Neil around the crux

Neil on the crux (or there about)
After last night my all time top 3 climbs are:
1st - Snake Dike - Yosemite
2nd - Kipling Groove - Gimmer
3rd - Dream of White Horses - Gogarth

The walk out. Looking back at the prominent Gimmer 


Sunday 19 June 2016

Glass half full day

We knew that very wet weather was due to come in from the west today, but it was forecast to get wet from about 2-3pm. So it was initially looking like a wash out, and that the weather had come in early as I had to put the wipers on this morning, and the road got wetter and wetter the closer we got to Langdale....

Ben on Annie's Song
But I was reminded today that its always worth remaining optimistic as it was almost dry in Langdale, and seeing climbers on Raven Crag gave us the incentive to head to White Crag and see what happened.

Good time to finish
We had a great few hours climbing Bee-Line (HS), Annie's Song (VS+) and I Crashed a Vulcan Bomber (VS+) . At times it drizzled but the rain held off until we had finished the 3rd route. It was satisfying getting back to the car before the heavens opened, but I did feel sorry for the 2 climbers we spotted on the traverse pitch of Pluto getting drenched as we left.

Wednesday 8 June 2016

Hot hot hot (rock)

A great weekends climbing was had by me and Ben. Due to the dry sunny and settled weather we headed to Eagle Crag in Patterdale on Saturday to climb the classic 150m Eagle Front, a route of great notoriety that they say should only be considered during a dry period.

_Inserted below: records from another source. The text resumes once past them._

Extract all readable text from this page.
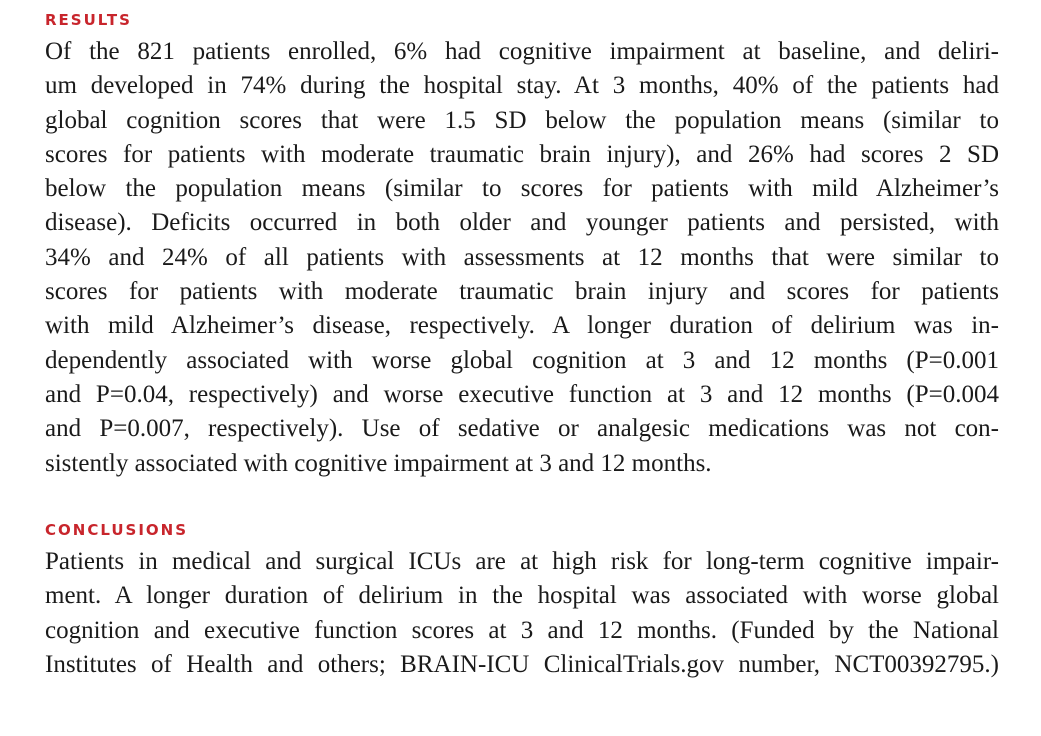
RESULTS
Of the 821 patients enrolled, 6% had cognitive impairment at baseline, and deliri-
um developed in 74% during the hospital stay. At 3 months, 40% of the patients had
global cognition scores that were 1.5 SD below the population means (similar to
scores for patients with moderate traumatic brain injury), and 26% had scores 2 SD
below the population means (similar to scores for patients with mild Alzheimer’s
disease). Deficits occurred in both older and younger patients and persisted, with
34% and 24% of all patients with assessments at 12 months that were similar to
scores for patients with moderate traumatic brain injury and scores for patients
with mild Alzheimer’s disease, respectively. A longer duration of delirium was in-
dependently associated with worse global cognition at 3 and 12 months (P=0.001
and P=0.04, respectively) and worse executive function at 3 and 12 months (P=0.004
and P=0.007, respectively). Use of sedative or analgesic medications was not con-
sistently associated with cognitive impairment at 3 and 12 months.
CONCLUSIONS
Patients in medical and surgical ICUs are at high risk for long-term cognitive impair-
ment. A longer duration of delirium in the hospital was associated with worse global
cognition and executive function scores at 3 and 12 months. (Funded by the National
Institutes of Health and others; BRAIN-ICU ClinicalTrials.gov number, NCT00392795.)
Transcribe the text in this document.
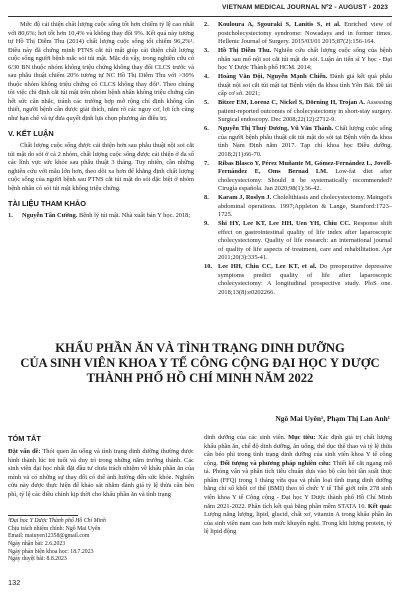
VIETNAM MEDICAL JOURNAL Nº2 - AUGUST - 2023

Mức độ cải thiện chất lượng cuộc sống tốt hơn chiếm tỷ lệ cao nhất với 80,6%; hơi tốt hơn 10,4% và không thay đổi 9%. Kết quả này tương tự Hồ Thị Diễm Thu (2014) chất lượng cuộc sống tốt chiếm 96,2%¹. Điều này đã chứng minh PTNS cắt túi mật giúp cải thiện chất lượng cuộc sống người bệnh mắc sỏi túi mật. Mặc dù vậy, trong nghiên cứu có 6/30 BN thuộc nhóm không triệu chứng không thay đổi CLCS trước và sau phẫu thuật chiếm 20% tương tự NC Hồ Thị Diễm Thu với >30% thuộc nhóm không triệu chứng có CLCS không thay đổi¹. Theo chúng tôi việc chỉ định cắt túi mật trên nhóm bệnh nhân không triệu chứng cần hết sức cân nhắc, tránh các trường hợp mở rộng chỉ định không cần thiết, người bệnh cần được giải thích, nắm rõ các nguy cơ, lợi ích cũng như hạn chế và tự đưa quyết định lựa chọn phương án điều trị.

V. KẾT LUẬN

Chất lượng cuộc sống được cải thiện hơn sau phẫu thuật nội soi cắt túi mật do sỏi ở cả 2 nhóm, chất lượng cuộc sống được cải thiện ở đa số các lĩnh vực sức khỏe sau phẫu thuật 3 tháng. Tuy nhiên, cần những nghiên cứu với mẫu lớn hơn, theo dõi xa hơn để khẳng định chất lượng cuộc sống của người bệnh sau PTNS cắt túi mật do sỏi đặc biệt ở nhóm bệnh nhân có sỏi túi mật không triệu chứng.

TÀI LIỆU THAM KHẢO
1.	Nguyễn Tấn Cường. Bệnh lý túi mật. Nhà xuất bản Y học. 2018;
2.	Kouloura A, Sgouraki S, Lanitis S, et al. Enriched view of postcholecystectomy syndrome: Nowadays and in former times. Hellenic Journal of Surgery. 2015/03/01 2015;87(2):156-164.
3.	Hồ Thị Diễm Thu. Nghiên cứu chất lượng cuộc sống của bệnh nhân sau mổ nội soi cắt túi mật do sỏi. Luận án tiến sĩ Y học - Đại học Y Dược Thành phố HCM. 2014;
4.	Hoàng Văn Đội, Nguyễn Mạnh Chiến. Đánh giá kết quả phẫu thuật nội soi cắt túi mật tại Bệnh viện đa khoa tỉnh Yên Bái. Đề tài cấp cơ sở. 2021;
5.	Bitzer EM, Lorenz C, Nickel S, Dörning H, Trojan A. Assessing patient-reported outcomes of cholecystectomy in short-stay surgery. Surgical endoscopy. Dec 2008;22(12):2712-9.
6.	Nguyễn Thị Thuý Dương, Vũ Văn Thành. Chất lượng cuộc sống của người bệnh phẫu thuật cắt túi mật do sỏi tại Bệnh viện đa khoa tỉnh Nam Định năm 2017. Tạp chí khoa học Điều dưỡng. 2018;2(1):66-70.
7.	Ribas Blasco Y, Pérez Muñante M, Gómez-Fernández L, Jovell-Fernández E, Oms Bernad LM. Low-fat diet after cholecystectomy: Should it be systematically recommended? Cirugía española. Jan 2020;98(1):36-42.
8.	Karam J, Roslyn J. Cholelithiasis and cholecystectomy. Maingot's abdominal operations. 1997;Appleton & Lange, Stamford:1723–1725.
9.	Shi HY, Lee KT, Lee HH, Uen YH, Chiu CC. Response shift effect on gastrointestinal quality of life index after laparoscopic cholecystectomy. Quality of life research: an international journal of quality of life aspects of treatment, care and rehabilitation. Apr 2011;20(3):335-41.
10. Lee HH, Chiu CC, Lee KT, et al. Do preoperative depressive symptoms predict quality of life after laparoscopic cholecystectomy: A longitudinal prospective study. PloS one. 2018;13(8):e0202266.
KHẨU PHẦN ĂN VÀ TÌNH TRẠNG DINH DƯỠNG
CỦA SINH VIÊN KHOA Y TẾ CÔNG CỘNG ĐẠI HỌC Y DƯỢC
THÀNH PHỐ HỒ CHÍ MINH NĂM 2022
Ngô Mai Uyên¹, Phạm Thị Lan Anh¹
TÓM TẮT

Đặt vấn đề: Thói quen ăn uống và tình trạng dinh dưỡng thường được hình thành lúc trẻ tuổi và duy trì trong những năm trưởng thành. Các sinh viên đại học nhất đặt đầu tư chưa trách nhiệm về khẩu phần ăn của mình và có những sự thay đổi có thể ảnh hưởng đến sức khỏe. Nghiên cứu này được thực hiện để khảo sát nhằm đánh giá tỷ lệ thừa cân béo phì, tỷ lệ các điều chỉnh kịp thời cho khẩu phần ăn và tình trạng

dinh dưỡng của các sinh viên. Mục tiêu: Xác định giá trị chất lượng khẩu phần ăn, chế độ dinh dưỡng, ăn uống, thể dục thể thao và tỷ lệ thừa cân béo phì trong tình trạng dinh dưỡng của sinh viên khoa Y tế công cộng. Đối tượng và phương pháp nghiên cứu: Thiết kế cắt ngang mô tả. Phỏng vấn và phân tích tiêu chuẩn dựa vào bộ câu hỏi tần suất thực phẩm (FFQ) trong 1 tháng vừa qua và phân loại tình trạng dinh dưỡng bằng chỉ số khối cơ thể (BMI) theo tổ chức Y tế Thế giới trên 278 sinh viên khoa Y tế Công cộng - Đại học Y Dược thành phố Hồ Chí Minh năm 2021-2022. Phân tích kết quả bằng phần mềm STATA 16. Kết quả: Lượng năng lượng, lipid, glucid, chất xơ, vitamin A trong khẩu phần ăn của sinh viên nam cao hơn mức khuyến nghị. Trong khi lượng protein, tỷ lệ lipid động

¹Đại học Y Dược Thành phố Hồ Chí Minh
Chịu trách nhiệm chính: Ngô Mai Uyên
Email: maiuyen12358@gmail.com
Ngày nhận bài: 2.6.2023
Ngày phản biện khoa học: 18.7.2023
Ngày duyệt bài: 8.8.2023
132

Eagle Crag further back centre (kind of)

Nearly there
I made a minor (nearly major) gaff by forgetting my water bottle and only discovering this after walking up hill for 30 minutes. Annoyed with myself for not checking my bag after packing it the night before I had to improvise and use a waterproof rucksack liner to gather water from the stream!! The route was fun, and we were lucky with the weather (not too crazy hot ).

Old pegs (and flower) on the nail ledge belay

Ben following the brilliant 7th pitch
Sunday saw another early start and red hot weather as we walked in to Dow Crag at 8.30am (I think). Wow was it hot, glad I had water this time. We were early (ish) but not the first there. We avoided the crowds and headed to Easter Gully (the amphitheatre) and climbed Great Central Route a 'brilliant' HVS. It packed a lot in, with a strenuous 5b (I think) crack/off width and amazing top pitch. I love the guidebook description 'A climb of great character up the imposing pillar......'. It was so hot that after this route all we could do is cool off in the lake before ice-creams in Coniston!!